The final day of what has been an incredibly busy but enormously inspiring conference – packed with great science, but also productive meetings building international collaborations.
The last day of the conference is reserved for exciting “Late Breaking News”, awards, the Charcot Lecture and a final round-up of highlights – a challenging job for the four speakers tasked with that role!
Late Breaking News
The most exciting highlight in this session was the presentation by Robert Fox of the very exciting early analysis of results of the SPRINT-MS phase II clinical trial in which the repurposed oral drug, Ibudilast, was tested in secondary and primary progressive MS. The trial showed that ibudilast could reduce brain atrophy by 48% over the two-year period of the trial in comparison with placebo. Another advanced MRI imaging technique also provided some evidence that ongoing myelin and nerve damage was reduced. Further analysis of the trial results is ongoing, and we look forward to seeing them published in due course, and in the coming days, we will write a report focusing solely on this trial.
Evidence of lymphatic drainage in the human brain
Dr Reich using both advanced brain imaging techniques and microscopy, provided a beautiful demonstration of the long-sought lymphatic drainage system in the brain. Two years ago, for the first time, the lymphatic system, which provides a route for immune cells and waste to drain from tissues, was shown to exist in rodent brains. Now we have evidence for its existence in the membranes that surround the human brain. This provides important understanding of how immune cells may circulate and exit from the brain. Whether and how it plays a role in the biology of MS, however, has yet to be demonstrated.
Treatment of paediatric MS
Dr Chitnis presented the excellent results of the first-ever phase III clinical trial of a disease-modifying medication for paediatric MS. Up until now, the MS medications approved for use to treat adults were used ‘off-label’ in children with MS, leaving doctors, parents and patients uncertain of the best treatments and the safety of the medications in children. The trial showed that fingolimod (Gilenya) is very effective in children with MS, reducing relapses by just over 80%, lesions by 50% and greatly reducing the risk of disability accumulation compared to interferon-beta. The trial did not reveal any new or concerning safety issues for the use of the drug in children.

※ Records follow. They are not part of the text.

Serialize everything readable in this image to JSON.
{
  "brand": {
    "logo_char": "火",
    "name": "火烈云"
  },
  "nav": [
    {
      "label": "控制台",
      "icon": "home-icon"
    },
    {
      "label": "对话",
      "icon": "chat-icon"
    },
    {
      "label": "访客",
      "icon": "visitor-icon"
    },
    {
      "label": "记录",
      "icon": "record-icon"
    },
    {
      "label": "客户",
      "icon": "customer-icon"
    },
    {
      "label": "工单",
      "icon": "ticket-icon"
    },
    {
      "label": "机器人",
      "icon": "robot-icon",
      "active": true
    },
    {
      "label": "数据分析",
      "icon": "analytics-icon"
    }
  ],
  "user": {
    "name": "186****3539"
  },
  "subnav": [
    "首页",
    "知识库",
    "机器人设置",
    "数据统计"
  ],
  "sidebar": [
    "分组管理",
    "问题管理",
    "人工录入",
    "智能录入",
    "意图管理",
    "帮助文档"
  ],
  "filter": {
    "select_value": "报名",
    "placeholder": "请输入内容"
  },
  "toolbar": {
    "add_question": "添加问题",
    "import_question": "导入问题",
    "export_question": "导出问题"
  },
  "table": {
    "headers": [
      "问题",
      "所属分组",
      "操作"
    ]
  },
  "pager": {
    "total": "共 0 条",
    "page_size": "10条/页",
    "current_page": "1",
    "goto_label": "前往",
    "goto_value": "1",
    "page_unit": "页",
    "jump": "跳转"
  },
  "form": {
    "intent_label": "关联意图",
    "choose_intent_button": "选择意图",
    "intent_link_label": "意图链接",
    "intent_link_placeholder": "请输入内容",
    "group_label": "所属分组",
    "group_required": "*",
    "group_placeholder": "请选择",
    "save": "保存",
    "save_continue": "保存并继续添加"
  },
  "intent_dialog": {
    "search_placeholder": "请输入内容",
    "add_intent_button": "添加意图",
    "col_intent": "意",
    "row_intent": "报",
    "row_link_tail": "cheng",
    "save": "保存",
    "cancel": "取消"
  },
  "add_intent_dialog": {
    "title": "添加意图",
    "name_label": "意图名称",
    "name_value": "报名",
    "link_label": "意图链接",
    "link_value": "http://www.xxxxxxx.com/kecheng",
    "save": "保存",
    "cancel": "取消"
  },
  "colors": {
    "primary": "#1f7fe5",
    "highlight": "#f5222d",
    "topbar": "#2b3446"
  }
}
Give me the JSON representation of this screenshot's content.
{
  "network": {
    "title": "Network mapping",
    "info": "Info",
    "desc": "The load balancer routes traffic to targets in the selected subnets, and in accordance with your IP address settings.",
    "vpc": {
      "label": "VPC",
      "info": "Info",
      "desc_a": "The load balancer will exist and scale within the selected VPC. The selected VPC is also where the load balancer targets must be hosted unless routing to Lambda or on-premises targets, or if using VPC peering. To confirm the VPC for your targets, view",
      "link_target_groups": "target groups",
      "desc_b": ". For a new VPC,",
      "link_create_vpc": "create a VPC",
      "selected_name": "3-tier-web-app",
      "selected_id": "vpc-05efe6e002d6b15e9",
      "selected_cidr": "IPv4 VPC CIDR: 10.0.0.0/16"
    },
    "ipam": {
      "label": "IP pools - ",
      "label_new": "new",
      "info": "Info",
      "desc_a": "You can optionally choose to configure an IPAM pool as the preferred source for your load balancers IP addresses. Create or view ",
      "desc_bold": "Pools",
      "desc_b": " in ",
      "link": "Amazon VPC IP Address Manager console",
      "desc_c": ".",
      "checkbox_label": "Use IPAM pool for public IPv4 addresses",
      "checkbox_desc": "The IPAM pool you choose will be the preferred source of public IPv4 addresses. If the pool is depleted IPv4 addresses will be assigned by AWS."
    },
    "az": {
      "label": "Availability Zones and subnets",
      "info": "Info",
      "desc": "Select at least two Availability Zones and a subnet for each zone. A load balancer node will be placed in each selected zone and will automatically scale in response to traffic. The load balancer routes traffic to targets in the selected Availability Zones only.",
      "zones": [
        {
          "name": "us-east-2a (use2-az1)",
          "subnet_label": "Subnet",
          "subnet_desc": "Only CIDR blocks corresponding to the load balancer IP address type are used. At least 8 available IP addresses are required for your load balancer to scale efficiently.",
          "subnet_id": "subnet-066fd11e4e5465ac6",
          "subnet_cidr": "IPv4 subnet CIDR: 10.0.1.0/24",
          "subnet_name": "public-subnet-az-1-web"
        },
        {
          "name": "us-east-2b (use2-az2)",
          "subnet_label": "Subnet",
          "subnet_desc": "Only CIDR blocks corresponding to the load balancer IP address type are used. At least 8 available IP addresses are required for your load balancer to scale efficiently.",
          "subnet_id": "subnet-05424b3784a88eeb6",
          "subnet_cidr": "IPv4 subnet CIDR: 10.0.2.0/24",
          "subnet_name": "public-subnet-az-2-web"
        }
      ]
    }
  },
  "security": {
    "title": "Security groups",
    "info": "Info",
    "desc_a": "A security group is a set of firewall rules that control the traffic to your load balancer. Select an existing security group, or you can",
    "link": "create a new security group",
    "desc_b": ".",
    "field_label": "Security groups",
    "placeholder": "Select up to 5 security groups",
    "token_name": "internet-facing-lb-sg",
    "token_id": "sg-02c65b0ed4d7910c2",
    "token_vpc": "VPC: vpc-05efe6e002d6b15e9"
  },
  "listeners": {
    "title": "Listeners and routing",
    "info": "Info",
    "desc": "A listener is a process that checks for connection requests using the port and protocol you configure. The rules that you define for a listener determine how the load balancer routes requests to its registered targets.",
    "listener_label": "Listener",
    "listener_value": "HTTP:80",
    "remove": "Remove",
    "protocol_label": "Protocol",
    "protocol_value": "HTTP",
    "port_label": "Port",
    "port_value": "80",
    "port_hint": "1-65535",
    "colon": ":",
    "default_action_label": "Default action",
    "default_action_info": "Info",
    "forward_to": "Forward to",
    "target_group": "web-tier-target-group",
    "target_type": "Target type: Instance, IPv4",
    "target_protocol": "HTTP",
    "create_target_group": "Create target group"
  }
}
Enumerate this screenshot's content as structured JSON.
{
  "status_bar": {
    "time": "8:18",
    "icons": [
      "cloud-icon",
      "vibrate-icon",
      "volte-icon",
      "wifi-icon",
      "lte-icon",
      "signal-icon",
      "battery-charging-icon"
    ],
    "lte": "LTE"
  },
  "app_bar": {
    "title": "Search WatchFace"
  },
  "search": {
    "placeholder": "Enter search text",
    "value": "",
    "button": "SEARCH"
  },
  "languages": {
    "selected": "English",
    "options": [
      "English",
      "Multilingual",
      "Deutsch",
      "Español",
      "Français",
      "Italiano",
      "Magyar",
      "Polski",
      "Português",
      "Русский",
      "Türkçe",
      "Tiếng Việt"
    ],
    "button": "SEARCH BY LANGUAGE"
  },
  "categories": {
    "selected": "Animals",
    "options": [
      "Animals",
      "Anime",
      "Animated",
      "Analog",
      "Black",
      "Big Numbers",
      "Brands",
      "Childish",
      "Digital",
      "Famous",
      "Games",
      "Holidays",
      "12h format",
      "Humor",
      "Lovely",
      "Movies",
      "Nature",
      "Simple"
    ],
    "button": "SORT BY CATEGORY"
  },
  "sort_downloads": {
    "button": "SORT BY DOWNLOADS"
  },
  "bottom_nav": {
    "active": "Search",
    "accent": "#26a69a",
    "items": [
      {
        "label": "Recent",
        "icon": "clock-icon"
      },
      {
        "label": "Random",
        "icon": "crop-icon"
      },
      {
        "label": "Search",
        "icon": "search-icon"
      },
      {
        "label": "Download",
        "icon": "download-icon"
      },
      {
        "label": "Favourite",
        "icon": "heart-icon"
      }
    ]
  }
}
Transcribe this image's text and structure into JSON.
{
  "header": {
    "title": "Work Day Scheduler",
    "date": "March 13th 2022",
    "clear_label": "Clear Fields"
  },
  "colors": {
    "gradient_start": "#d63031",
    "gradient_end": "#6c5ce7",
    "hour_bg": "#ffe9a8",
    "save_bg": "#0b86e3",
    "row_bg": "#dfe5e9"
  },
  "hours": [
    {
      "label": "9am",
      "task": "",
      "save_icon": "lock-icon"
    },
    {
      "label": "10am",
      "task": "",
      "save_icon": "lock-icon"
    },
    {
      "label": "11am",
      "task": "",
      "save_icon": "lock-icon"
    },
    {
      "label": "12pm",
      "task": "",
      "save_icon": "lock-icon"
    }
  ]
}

Neurofilament as a biomarker
Maria Pia Sormani demonstrated that neurofilament proteins in the blood provide a very effective biomarker for tracking treatment responses. Neurofilaments are only found inside nerve cells and are only released into the blood when there is damage to the central nervous system. Her team’s work has shown that neurofilaments levels in the blood at 6 months following treatment can accurately reflect the effect of treatment on lesions and disability accumulation at two years, indicating that using neurofilaments is feasible to design shorter, smaller clinical trials for MS medications.
Novel treatment approach trialled
A trial of the first agent targeting a type of virus that resides within our own DNA and has been linked to MS, known as HERV-W, was disappointingly negative in terms of its effects on relapses and disability but provided an intriguing hint that there may be some stimulation of myelin repair going on. Again, the analysis of these trial results is still ongoing with longer follow-up data still to come.
It was wonderful to see young Australian researcher Adam Fambiatos, who works with the MSBase Registry team in Melbourne, winning one of the five awards for young Investigator Poster presentations for his work looking at the factors that might predict the development of secondary progressive MS.
I had been honoured to be a part of the panel convened by the MS International Federation’s International Medical and Scientific Board (IMSB) to judge the oral presentations for the MSIF Young Investigator Award. It was an exceptionally challenging job, but a very deserving winner, Charline Benoit was selected for her work on the role that the microglial cells of the brain play in the enlargement of lesions in the brain.
Professor Xavier Montalban, Co-Chair of the MSIF IMSB, was also awarded honorary membership of ECTRIMS for his long service in many roles in the European and international MS research sphere.
Professor Per Soelberg Sorensen was the very deserving recipient of the MSIF Charcot Award for lifetime achievement in MS research. His work on the antibodies that the body produces in response to interferon-beta treatment, known as neutralising antibodies, which can block the efficacy of the treatment, led to new clinical guidelines for the use of interferon medications and adjusting treatment to avoid these complications. He has also been and continues to be a great champion of the use of combination therapies to increase the chances of successful treatment in MS in similar ways to that achieved in HIV and cancer.
In summarising the clinical and scientific highlights of the conference Robert Fox, Alistair Coles, Eric Green and David Laplaud all covered areas that indicate we are doing well and will do better at treating relapsing MS, we are making progress towards treating progressive MS. Options for repair and regeneration are opening up and our ability to design clinical trials that will increase our chances of success and will also improve our understanding of the biology MS is enormously improved.
It has been a great privilege to be able to attend this conference and bring the highlights to the Australian community. The knowledge and the collaborations developed will inform our own work at MS Research Australia, to keep pushing forward towards the prevention, better treatment and cure of MS.